Walsh sai da conversa e a vida já não é a mesma. Toma uma série de decisões que o levariam ao extremo. É estranho dizer, mas aqui também começa sua morte, levada a cabo em 1977, pelos militares comandados por Jorge Rafael Videla, que tomariam o poder em 1976.

Durante quase um ano, ele deixa sua casa, o trabalho, muda o nome para Francisco Freyre, usa identidade falsa, consegue com um amigo uma casa no Bairro de Tigre, em Buenos Aires.

Viveria dois meses “numa cabana gelada em Merlo”, e levaria consigo um revólver, possivelmente o mesmo que tinha, quando foi abatido.


Imagem: Reprodução

Durante os meses em que mergulhou na história, Walsh encontrou pessoas que deveriam ter morrido, mas que conseguiram milagrosamente escapar, numa noite de fuzilaria, correndo no descampado ou fingindo-se de mortas, tal como Livraga. Ao todo, sete homens estavam vivos.

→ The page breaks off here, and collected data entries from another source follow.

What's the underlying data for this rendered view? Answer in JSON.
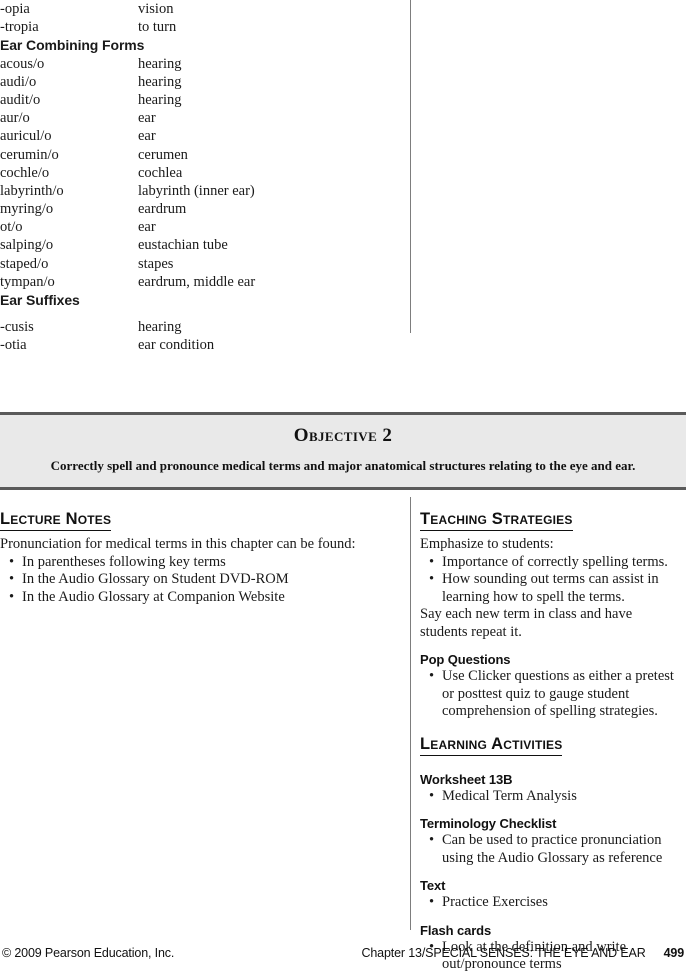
{
  "glossary": {
    "rows": [
      {
        "kind": "entry",
        "term": "-opia",
        "definition": "vision"
      },
      {
        "kind": "entry",
        "term": "-tropia",
        "definition": "to turn"
      },
      {
        "kind": "heading",
        "term": "Ear Combining Forms",
        "definition": ""
      },
      {
        "kind": "entry",
        "term": "acous/o",
        "definition": "hearing"
      },
      {
        "kind": "entry",
        "term": "audi/o",
        "definition": "hearing"
      },
      {
        "kind": "entry",
        "term": "audit/o",
        "definition": "hearing"
      },
      {
        "kind": "entry",
        "term": "aur/o",
        "definition": "ear"
      },
      {
        "kind": "entry",
        "term": "auricul/o",
        "definition": "ear"
      },
      {
        "kind": "entry",
        "term": "cerumin/o",
        "definition": "cerumen"
      },
      {
        "kind": "entry",
        "term": "cochle/o",
        "definition": "cochlea"
      },
      {
        "kind": "entry",
        "term": "labyrinth/o",
        "definition": "labyrinth (inner ear)"
      },
      {
        "kind": "entry",
        "term": "myring/o",
        "definition": "eardrum"
      },
      {
        "kind": "entry",
        "term": "ot/o",
        "definition": "ear"
      },
      {
        "kind": "entry",
        "term": "salping/o",
        "definition": "eustachian tube"
      },
      {
        "kind": "entry",
        "term": "staped/o",
        "definition": "stapes"
      },
      {
        "kind": "entry",
        "term": "tympan/o",
        "definition": "eardrum, middle ear"
      },
      {
        "kind": "heading",
        "term": "Ear Suffixes",
        "definition": ""
      },
      {
        "kind": "spacer",
        "term": "",
        "definition": ""
      },
      {
        "kind": "entry",
        "term": "-cusis",
        "definition": "hearing"
      },
      {
        "kind": "entry",
        "term": "-otia",
        "definition": "ear condition"
      }
    ]
  },
  "objective": {
    "title": "Objective 2",
    "subtitle": "Correctly spell and pronounce medical terms and major anatomical structures relating to the eye and ear."
  },
  "lecture_notes": {
    "heading": "Lecture Notes",
    "intro": "Pronunciation for medical terms in this chapter can be found:",
    "bullets": [
      "In parentheses following key terms",
      "In the Audio Glossary on Student DVD-ROM",
      "In the Audio Glossary at Companion Website"
    ]
  },
  "teaching_strategies": {
    "heading": "Teaching Strategies",
    "intro": "Emphasize to students:",
    "bullets": [
      "Importance of correctly spelling terms.",
      "How sounding out terms can assist in learning how to spell the terms."
    ],
    "closing": "Say each new term in class and have students repeat it.",
    "pop_questions": {
      "heading": "Pop Questions",
      "bullets": [
        "Use Clicker questions as either a pretest or posttest quiz to gauge student comprehension of spelling strategies."
      ]
    }
  },
  "learning_activities": {
    "heading": "Learning Activities",
    "subsections": [
      {
        "heading": "Worksheet 13B",
        "bullets": [
          "Medical Term Analysis"
        ]
      },
      {
        "heading": "Terminology Checklist",
        "bullets": [
          "Can be used to practice pronunciation using the Audio Glossary as reference"
        ]
      },
      {
        "heading": "Text",
        "bullets": [
          "Practice Exercises"
        ]
      },
      {
        "heading": "Flash cards",
        "bullets": [
          "Look at the definition and write out/pronounce terms"
        ]
      }
    ]
  },
  "footer": {
    "copyright": "© 2009 Pearson Education, Inc.",
    "chapter": "Chapter 13/SPECIAL SENSES: THE EYE AND EAR",
    "page_number": "499"
  }
}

“Falei com familiares das vítimas, tive contato direto ou indireto com os conspiradores, asilados e foragidos, delatores presumidos e heróis anônimos”, diz Walsh, num livro que se torna uma aula do mais alto rigor jornalístico, aliado a uma narrativa que é um esplendor literário.

PUBLICAÇÃO
A história foi publicada num jornalzinho de sindicato, em meia dúzia de artigos, entre janeiro e março de 1957. Poderia ter morrido ali mesmo. Saiu sem assinatura, maldiagramada, com os títulos trocados. Coisas do jornalismo. Depois, foi ampliada para a revista Mayoria, entre maio e julho. Por fim, se transformou em livro.

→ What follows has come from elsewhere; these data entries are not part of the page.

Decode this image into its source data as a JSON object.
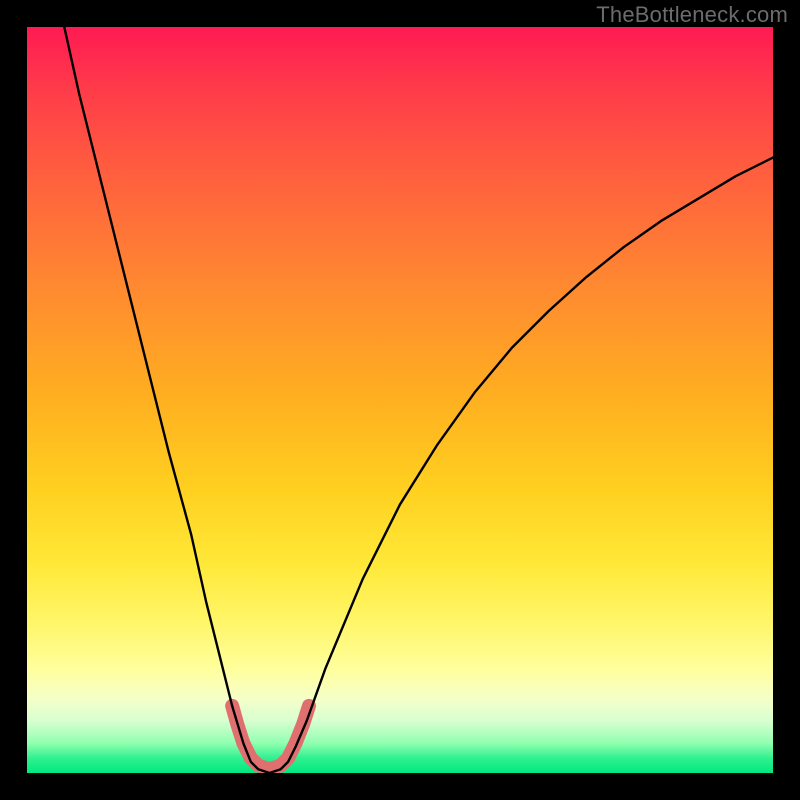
{
  "watermark": "TheBottleneck.com",
  "chart_data": {
    "type": "line",
    "title": "",
    "xlabel": "",
    "ylabel": "",
    "xlim": [
      0,
      100
    ],
    "ylim": [
      0,
      100
    ],
    "curve": [
      {
        "x": 5.0,
        "y": 100.0
      },
      {
        "x": 7.0,
        "y": 91.0
      },
      {
        "x": 10.0,
        "y": 79.0
      },
      {
        "x": 13.0,
        "y": 67.0
      },
      {
        "x": 16.0,
        "y": 55.0
      },
      {
        "x": 19.0,
        "y": 43.0
      },
      {
        "x": 22.0,
        "y": 32.0
      },
      {
        "x": 24.0,
        "y": 23.0
      },
      {
        "x": 26.0,
        "y": 15.0
      },
      {
        "x": 27.5,
        "y": 9.0
      },
      {
        "x": 29.0,
        "y": 4.0
      },
      {
        "x": 30.0,
        "y": 1.5
      },
      {
        "x": 31.0,
        "y": 0.5
      },
      {
        "x": 32.5,
        "y": 0.0
      },
      {
        "x": 34.0,
        "y": 0.5
      },
      {
        "x": 35.0,
        "y": 1.5
      },
      {
        "x": 36.0,
        "y": 3.5
      },
      {
        "x": 37.5,
        "y": 7.0
      },
      {
        "x": 40.0,
        "y": 14.0
      },
      {
        "x": 45.0,
        "y": 26.0
      },
      {
        "x": 50.0,
        "y": 36.0
      },
      {
        "x": 55.0,
        "y": 44.0
      },
      {
        "x": 60.0,
        "y": 51.0
      },
      {
        "x": 65.0,
        "y": 57.0
      },
      {
        "x": 70.0,
        "y": 62.0
      },
      {
        "x": 75.0,
        "y": 66.5
      },
      {
        "x": 80.0,
        "y": 70.5
      },
      {
        "x": 85.0,
        "y": 74.0
      },
      {
        "x": 90.0,
        "y": 77.0
      },
      {
        "x": 95.0,
        "y": 80.0
      },
      {
        "x": 100.0,
        "y": 82.5
      }
    ],
    "markers": [
      {
        "x": 27.5,
        "y": 9.0
      },
      {
        "x": 28.2,
        "y": 6.5
      },
      {
        "x": 29.0,
        "y": 4.0
      },
      {
        "x": 30.0,
        "y": 2.0
      },
      {
        "x": 31.0,
        "y": 1.0
      },
      {
        "x": 32.5,
        "y": 0.5
      },
      {
        "x": 34.0,
        "y": 1.0
      },
      {
        "x": 35.0,
        "y": 2.0
      },
      {
        "x": 36.0,
        "y": 4.0
      },
      {
        "x": 37.0,
        "y": 6.5
      },
      {
        "x": 37.8,
        "y": 9.0
      }
    ],
    "colors": {
      "curve": "#000000",
      "marker": "#e07070",
      "marker_width": 14
    }
  }
}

“Enquanto isso, a grande divindade dos choques elétricos e das metralhadoras começava a trovejar a partir de La Plata”, diz o escritor, numa premonição do terror total que a sociedade argentina passaria a viver, com o golpe militar de 1976, que deixou cerca de 30 mil desaparecidos.


Imagem: Reprodução

No dia em que os militares comemoraram um mês de ditadura, Walsh faria o percurso inverso da frase de Livraga. Escreveu uma Carta aberta de um escritor à junta militar, entregue a jornalistas de vários países, fazendo um balanço da “divindade dos choques elétricos e metralhadoras”. Até aquele momento, 15 mil desaparecidos, 10 mil presos, 4 mil mortos. Ele era já um vivo que seria fuzilado. No dia seguinte, 25 de março de 1977, Walsh foi cercado no centro de Buenos Aires, resistiu com a arma que adquiriu possivelmente naquele distante ano de 1956, foi gravemente ferido e assassinado. Seu corpo nunca foi encontrado.

Alçado à condição de mito, Rodolfo Walsh hoje é nome de rua, praça, biblioteca, é reverenciado em estudos e homenagens na Argentina e reconhecido como o precursor (ou “inventor”) da não ficção, que ainda não tinha sido “batizada” por Truman Capote, 10 anos depois, em seu renomado A sangue frio.

Dividido em três partes, o livro começa com “as pessoas”, desdobra-se nos “fatos” e termina com “as provas”. “Nicolás Carranza não era um homem feliz nessa noite de 9 de junho de 1956. Protegido pelas sombras, acabava de entrar em casa e talvez viesse remoendo algo por dentro. Nunca saberemos ao certo. Os homens levam para o túmulo muitos pensamentos amargos, e no túmulo de Nicolás Carranza a terra já está ressecada.” É apenas o primeiro parágrafo de Operação massacre, um clássico da literatura de língua espanhola que chegou ao Brasil no final do ano passado, com cinco décadas de atraso. Um atraso não ocasional e cheio de revelações.